One important step is to protect your Social Security number. Never carry your Social Security card with you unless you are going to need it. Don’t have it printed on your checks or write it on the check at the request of the clerk. Don’t give your Social Security number over the phone unless you personally make the call to an organization you trust.
Make sure you keep the receipts from your credit card as they may contain your card number. It is always a good idea to keep your receipts and compare them against your monthly statement. When shopping, keep the receipts with you; if you leave them in a bag and the bag is stolen, your card number may be with it. Instead of just throwing out financial records such as credit card receipts, statements and even offers for credit, shred them. The best method is to use a shredder, but ripping the statements into very small pieces can be effective if done with care. With the cost of a personal shredder less than the cost of a family night at the movies, it is an investment that can help you sleep securely.
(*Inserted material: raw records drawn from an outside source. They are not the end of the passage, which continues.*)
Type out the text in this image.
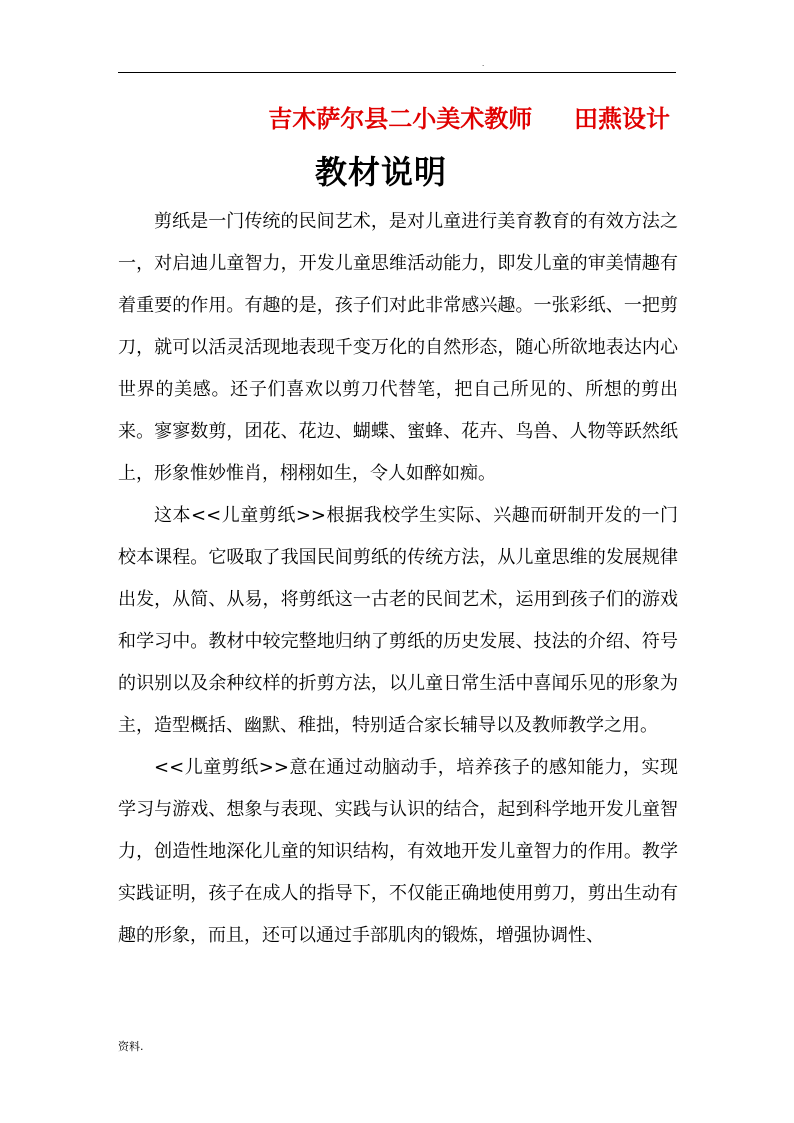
.
吉木萨尔县二小美术教师     田燕设计
教材说明

剪纸是一门传统的民间艺术，是对儿童进行美育教育的有效方法之一，对启迪儿童智力，开发儿童思维活动能力，即发儿童的审美情趣有着重要的作用。有趣的是，孩子们对此非常感兴趣。一张彩纸、一把剪刀，就可以活灵活现地表现千变万化的自然形态，随心所欲地表达内心世界的美感。还子们喜欢以剪刀代替笔，把自己所见的、所想的剪出来。寥寥数剪，团花、花边、蝴蝶、蜜蜂、花卉、鸟兽、人物等跃然纸上，形象惟妙惟肖，栩栩如生，令人如醉如痴。

这本<<儿童剪纸>>根据我校学生实际、兴趣而研制开发的一门校本课程。它吸取了我国民间剪纸的传统方法，从儿童思维的发展规律出发，从简、从易，将剪纸这一古老的民间艺术，运用到孩子们的游戏和学习中。教材中较完整地归纳了剪纸的历史发展、技法的介绍、符号的识别以及余种纹样的折剪方法，以儿童日常生活中喜闻乐见的形象为主，造型概括、幽默、稚拙，特别适合家长辅导以及教师教学之用。

<<儿童剪纸>>意在通过动脑动手，培养孩子的感知能力，实现学习与游戏、想象与表现、实践与认识的结合，起到科学地开发儿童智力，创造性地深化儿童的知识结构，有效地开发儿童智力的作用。教学实践证明，孩子在成人的指导下，不仅能正确地使用剪刀，剪出生动有趣的形象，而且，还可以通过手部肌肉的锻炼，增强协调性、

资料.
Children are warned not to talk to strangers. This important advice also applies to computer e-mail usage. If you receive an e-mail from someone you don’t know, especially if it has attached files or hyperlinks in the message, don’t open it. Clicking on the link or opening the attachment can expose you to viruses or spyware that can record your keystrokes. Don’t access any Web sites directly from the e-mail; instead use your stored bookmark or type the address directly into your browser.
A few years ago I received an e-mail stating there was a problem with my bank account and I should click the link to address the problem. The only issue was that I never had an account with that bank. Our office sometimes receives calls from clients regarding an e-mail claiming to be from the IRS stating a refund is due and they need personal information to send it. The amount is usually an odd number that isn’t too large and seems rather ordinary. This is a common scam that surfaces throughout the year. Generally the IRS doesn’t send unsolicited e-mails to taxpayers. In addition, the IRS doesn’t discuss tax account information or use e-mails to solicit sensitive financial and personal information.
It is a good idea to periodically review your credit report. You want to make sure the information is accurate and be on the lookout for any activity that may be fraudulent. You can get your credit report free once a year. Contact the Annual Credit Report Request Service online at www.annualcreditreport.com or call (877) 322-8228. You may also request the report in writing; see the Web site for details. These are only a few of the steps you can take to protect your identity. It is hoped by following these steps, someone else won’t be you.